BALVANO – Tra i comuni inseriti in zona rossa dalla mezzanotte e per una settimana c’è anche il comune di Balvano. Il sindaco Costantino Di Carlo, ha commentato così, l’irrigidimento delle misure per il piccolo comune del Marmo Platano, ricordando le raccomandazioni fatte ai concittadini non più tardi di due settimane fa. “Non facciamo covare i carboni sotto la cenere o poi sarà l’incendio”.

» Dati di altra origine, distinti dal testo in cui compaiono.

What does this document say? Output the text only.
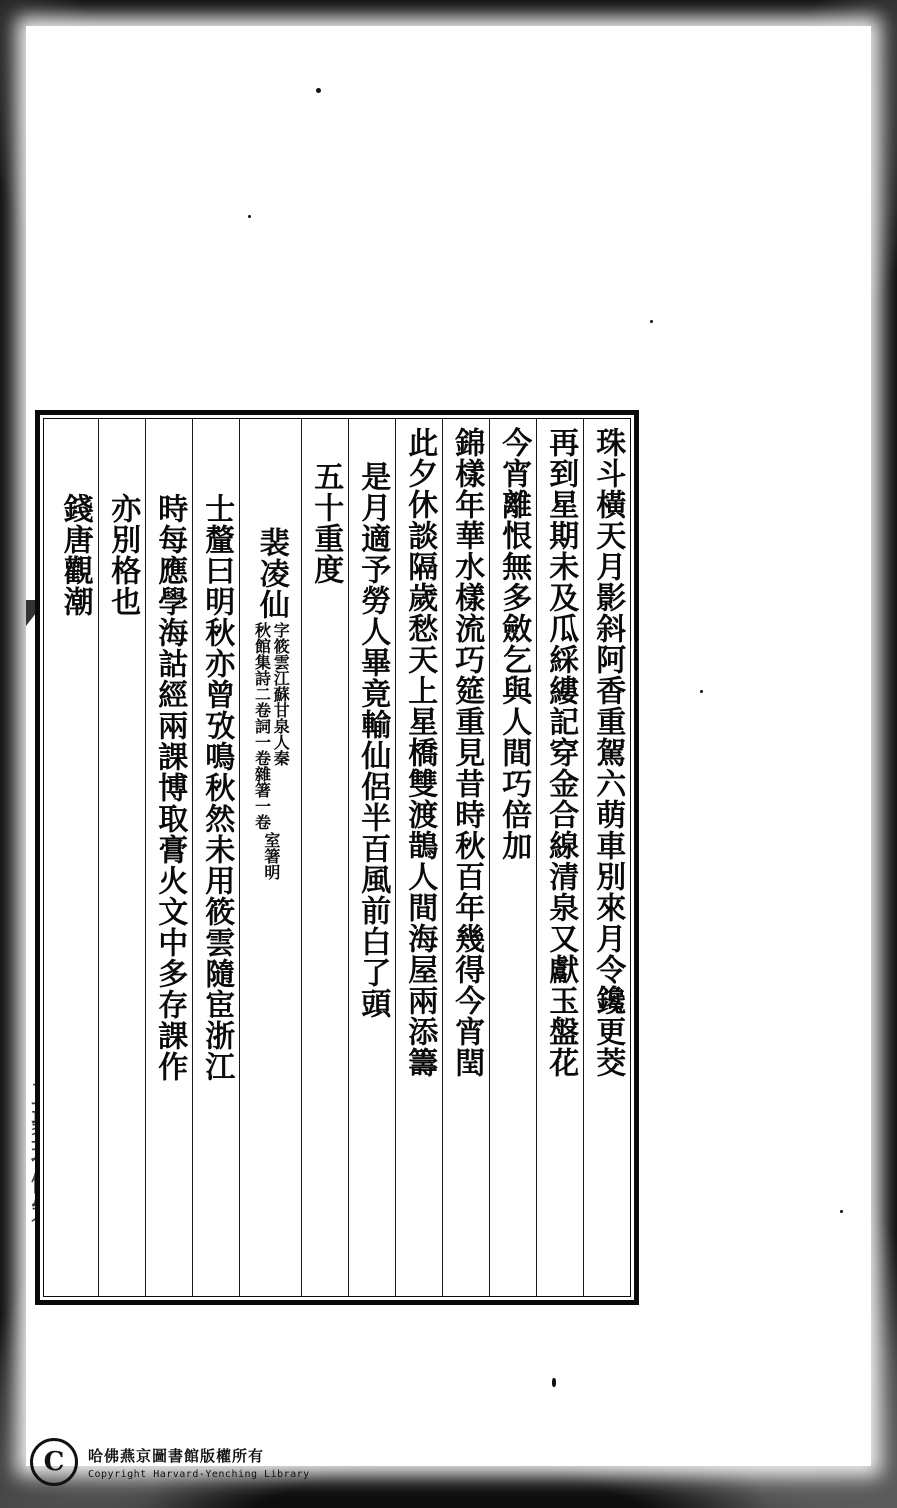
珠斗橫天月影斜阿香重駕六萌車別來月令鑱更茭
再到星期未及瓜綵縷記穿金合線清泉又獻玉盤花
今宵離恨無多斂乞與人間巧倍加
錦樣年華水樣流巧筵重見昔時秋百年幾得今宵閏
此夕休談隔歲愁天上星橋雙渡鵲人間海屋兩添籌
是月適予勞人畢竟輸仙侶半百風前白了頭
五十重度
裴凌仙
字筱雲江蘇甘泉人秦
秋館集詩二卷詞一卷雜箸一卷
室箸明
士釐曰明秋亦曾攷鳴秋然未用筱雲隨宦浙江
時每應學海詁經兩課博取膏火文中多存課作
亦別
格也
錢唐觀潮
C	哈佛燕京圖書館版權所有
Copyright Harvard-Yenching Library
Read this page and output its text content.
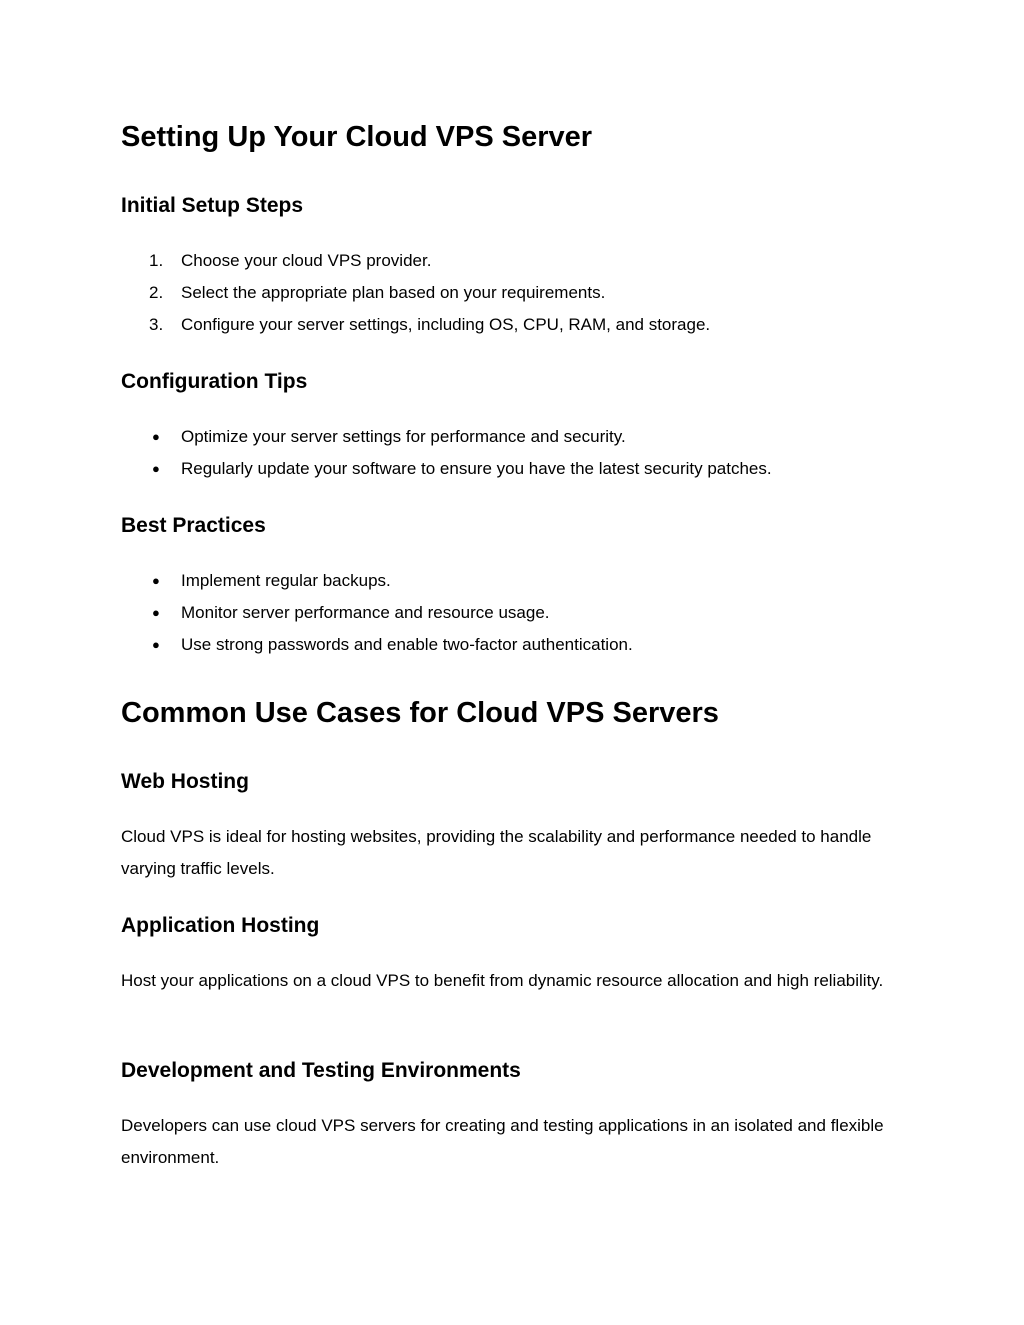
Setting Up Your Cloud VPS Server
Initial Setup Steps
1.	Choose your cloud VPS provider.
2.	Select the appropriate plan based on your requirements.
3.	Configure your server settings, including OS, CPU, RAM, and storage.
Configuration Tips
●	Optimize your server settings for performance and security.
●	Regularly update your software to ensure you have the latest security patches.
Best Practices
●	Implement regular backups.
●	Monitor server performance and resource usage.
●	Use strong passwords and enable two-factor authentication.
Common Use Cases for Cloud VPS Servers
Web Hosting

Cloud VPS is ideal for hosting websites, providing the scalability and performance needed to handle varying traffic levels.

Application Hosting

Host your applications on a cloud VPS to benefit from dynamic resource allocation and high reliability.

Development and Testing Environments

Developers can use cloud VPS servers for creating and testing applications in an isolated and flexible environment.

Era il 14 aprile, quando manifestai la mia preoccupazione per quello che stava accadendo nella nostra comunità. Dissi in un video e scrissi: “Non facciamo covare i carboni sotto la cenere o poi sarà l’incendio”. Ed eccoci qua! Dal 01 maggio e fino al 09 maggio saremo in zona rossa. Viviamo per fortuna in una comunità fatta da una stragrande maggioranza di persone serie e responsabili. Ma senza giri di parole (e senza generalizzare) se siamo a questo punto, lo dobbiamo:- alla superficialità e stupidità di alcuni comportamenti; all’egoismo di chi pur avendo sintomi ha giocato sporco sulla pelle di tutti noi evitando di isolarsi;- a chi, positivo, ha omesso di comunicare i propri contatti stretti, permettendo così al virus di girare indisturbato fra gli asintomatici e non della nostra Balvano. A nulla è servito chiudere le scuole, fra l’altro illegittimamente, visto che il decreto legge 52 del 22 aprile, neppure lo consente più, tranne se succede il cataclisma. E non giochiamo a dare colpe alla scuola, che fra l’altro, ha tre casi positivi su oltre un centinaio che abbiamo dall’inizio della pandemia. La scuola è vittima – argomenta ancora il primo cittadino di Balvano – non carnefice. Chi ha alimentato, coscientemente e spregiudicatamente questa condizione che stiamo pagando tutti, dovrebbe vergognarsi e chiedere scusa. I carabinieri – ha concluso – controlleranno ogni angolo del centro abitato e delle campagne e da quanto mi è parso di capire non faranno sconti a nessuno”.